As with any tool, it's important to understand when Hadoop is a good fit for the problem in question. The architecture choices made within Hadoop enable it to be the flexible and scalable data processing platform it is today. But, as with most architecture or design choices, there are consequences that must be understood. Primary amongst these is the fact that Hadoop is a batch processing system. When you execute a job across a large data set, the framework will churn away until the final results are ready. With a large cluster, answers across even huge data sets can be generated relatively quickly, but the fact remains that the answers are not generated fast enough to service impatient users.
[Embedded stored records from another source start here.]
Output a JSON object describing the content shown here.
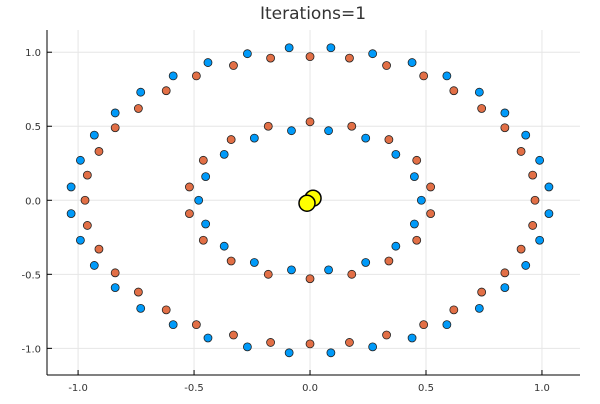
{
  "chart_data": {
    "type": "scatter",
    "title": "Iterations=1",
    "xlabel": "",
    "ylabel": "",
    "xlim": [
      -1.134,
      1.164
    ],
    "ylim": [
      -1.18,
      1.15
    ],
    "xticks": [
      -1.0,
      -0.5,
      0.0,
      0.5,
      1.0
    ],
    "xtick_labels": [
      "-1.0",
      "-0.5",
      "0.0",
      "0.5",
      "1.0"
    ],
    "yticks": [
      -1.0,
      -0.5,
      0.0,
      0.5,
      1.0
    ],
    "ytick_labels": [
      "-1.0",
      "-0.5",
      "0.0",
      "0.5",
      "1.0"
    ],
    "grid": true,
    "legend": "none",
    "series": [
      {
        "color": "#e26f46",
        "points": [
          [
            0.97,
            0
          ],
          [
            0.96,
            0.17
          ],
          [
            0.91,
            0.33
          ],
          [
            0.84,
            0.49
          ],
          [
            0.74,
            0.62
          ],
          [
            0.62,
            0.74
          ],
          [
            0.49,
            0.84
          ],
          [
            0.33,
            0.91
          ],
          [
            0.17,
            0.96
          ],
          [
            0,
            0.97
          ],
          [
            -0.17,
            0.96
          ],
          [
            -0.33,
            0.91
          ],
          [
            -0.49,
            0.84
          ],
          [
            -0.62,
            0.74
          ],
          [
            -0.74,
            0.62
          ],
          [
            -0.84,
            0.49
          ],
          [
            -0.91,
            0.33
          ],
          [
            -0.96,
            0.17
          ],
          [
            -0.97,
            0
          ],
          [
            -0.96,
            -0.17
          ],
          [
            -0.91,
            -0.33
          ],
          [
            -0.84,
            -0.49
          ],
          [
            -0.74,
            -0.62
          ],
          [
            -0.62,
            -0.74
          ],
          [
            -0.49,
            -0.84
          ],
          [
            -0.33,
            -0.91
          ],
          [
            -0.17,
            -0.96
          ],
          [
            0,
            -0.97
          ],
          [
            0.17,
            -0.96
          ],
          [
            0.33,
            -0.91
          ],
          [
            0.49,
            -0.84
          ],
          [
            0.62,
            -0.74
          ],
          [
            0.74,
            -0.62
          ],
          [
            0.84,
            -0.49
          ],
          [
            0.91,
            -0.33
          ],
          [
            0.96,
            -0.17
          ],
          [
            0.52,
            0.09
          ],
          [
            0.46,
            0.27
          ],
          [
            0.34,
            0.41
          ],
          [
            0.18,
            0.5
          ],
          [
            0,
            0.53
          ],
          [
            -0.18,
            0.5
          ],
          [
            -0.34,
            0.41
          ],
          [
            -0.46,
            0.27
          ],
          [
            -0.52,
            0.09
          ],
          [
            -0.52,
            -0.09
          ],
          [
            -0.46,
            -0.27
          ],
          [
            -0.34,
            -0.41
          ],
          [
            -0.18,
            -0.5
          ],
          [
            0,
            -0.53
          ],
          [
            0.18,
            -0.5
          ],
          [
            0.34,
            -0.41
          ],
          [
            0.46,
            -0.27
          ],
          [
            0.52,
            -0.09
          ]
        ]
      },
      {
        "color": "#009af9",
        "points": [
          [
            1.03,
            0.09
          ],
          [
            0.99,
            0.27
          ],
          [
            0.93,
            0.44
          ],
          [
            0.84,
            0.59
          ],
          [
            0.73,
            0.73
          ],
          [
            0.59,
            0.84
          ],
          [
            0.44,
            0.93
          ],
          [
            0.27,
            0.99
          ],
          [
            0.09,
            1.03
          ],
          [
            -0.09,
            1.03
          ],
          [
            -0.27,
            0.99
          ],
          [
            -0.44,
            0.93
          ],
          [
            -0.59,
            0.84
          ],
          [
            -0.73,
            0.73
          ],
          [
            -0.84,
            0.59
          ],
          [
            -0.93,
            0.44
          ],
          [
            -0.99,
            0.27
          ],
          [
            -1.03,
            0.09
          ],
          [
            -1.03,
            -0.09
          ],
          [
            -0.99,
            -0.27
          ],
          [
            -0.93,
            -0.44
          ],
          [
            -0.84,
            -0.59
          ],
          [
            -0.73,
            -0.73
          ],
          [
            -0.59,
            -0.84
          ],
          [
            -0.44,
            -0.93
          ],
          [
            -0.27,
            -0.99
          ],
          [
            -0.09,
            -1.03
          ],
          [
            0.09,
            -1.03
          ],
          [
            0.27,
            -0.99
          ],
          [
            0.44,
            -0.93
          ],
          [
            0.59,
            -0.84
          ],
          [
            0.73,
            -0.73
          ],
          [
            0.84,
            -0.59
          ],
          [
            0.93,
            -0.44
          ],
          [
            0.99,
            -0.27
          ],
          [
            1.03,
            -0.09
          ],
          [
            0.48,
            0
          ],
          [
            0.45,
            0.16
          ],
          [
            0.37,
            0.31
          ],
          [
            0.24,
            0.42
          ],
          [
            0.08,
            0.47
          ],
          [
            -0.08,
            0.47
          ],
          [
            -0.24,
            0.42
          ],
          [
            -0.37,
            0.31
          ],
          [
            -0.45,
            0.16
          ],
          [
            -0.48,
            0
          ],
          [
            -0.45,
            -0.16
          ],
          [
            -0.37,
            -0.31
          ],
          [
            -0.24,
            -0.42
          ],
          [
            -0.08,
            -0.47
          ],
          [
            0.08,
            -0.47
          ],
          [
            0.24,
            -0.42
          ],
          [
            0.37,
            -0.31
          ],
          [
            0.45,
            -0.16
          ]
        ]
      }
    ],
    "centroids": {
      "color": "#ffff00",
      "points": [
        [
          0.013,
          0.014
        ],
        [
          -0.013,
          -0.02
        ]
      ]
    }
  }
}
Consequently, Hadoop alone is not well suited to low-latency queries such as those received on a website, a real-time system, or a similar problem domain.
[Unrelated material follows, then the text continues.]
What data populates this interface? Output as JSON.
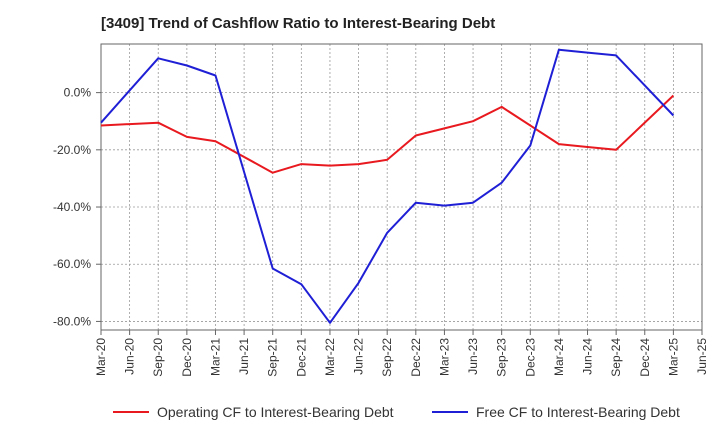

When Hadoop is running jobs on large data sets, the overhead of setting up the job, determining which tasks are run on each node, and all the other housekeeping activities that are required is a trivial part of the overall execution time. But, for jobs on small data sets, there is an execution overhead that means even simple MapReduce jobs may take a minimum of 10 seconds.

But haven't Google and Yahoo both been among the strongest proponents of this method of computation, and aren't they all about such websites where response time is critical? The answer is yes, and it highlights an important aspect of how to incorporate Hadoop into any organization or activity or use it in conjunction with other technologies in a way that exploits the strengths of each. In a paper,(http://research.google.com/archive/googlecluster.html) ,Google sketches how they utilized MapReduce at the time; after a web crawler retrieved updated webpage data, MapReduce processed the huge data set, and from this, produced the web index that a fleet of MySQL servers used to service end-user search requests.

The most common deployment model for Hadoop sees the HDFS and MapReduce clusters deployed on the same set of servers. Each host that contains data and the HDFS component to manage it also hosts a MapReduce component that can schedule and execute data processing. When a job is submitted to Hadoop, it can use an optimization process as much as possible to schedule data on the hosts where the data resides, minimizing network traffic and maximizing performance. A part of the challenge with Hadoop is in breaking down the overall problem into the best combination of map and reduces functions.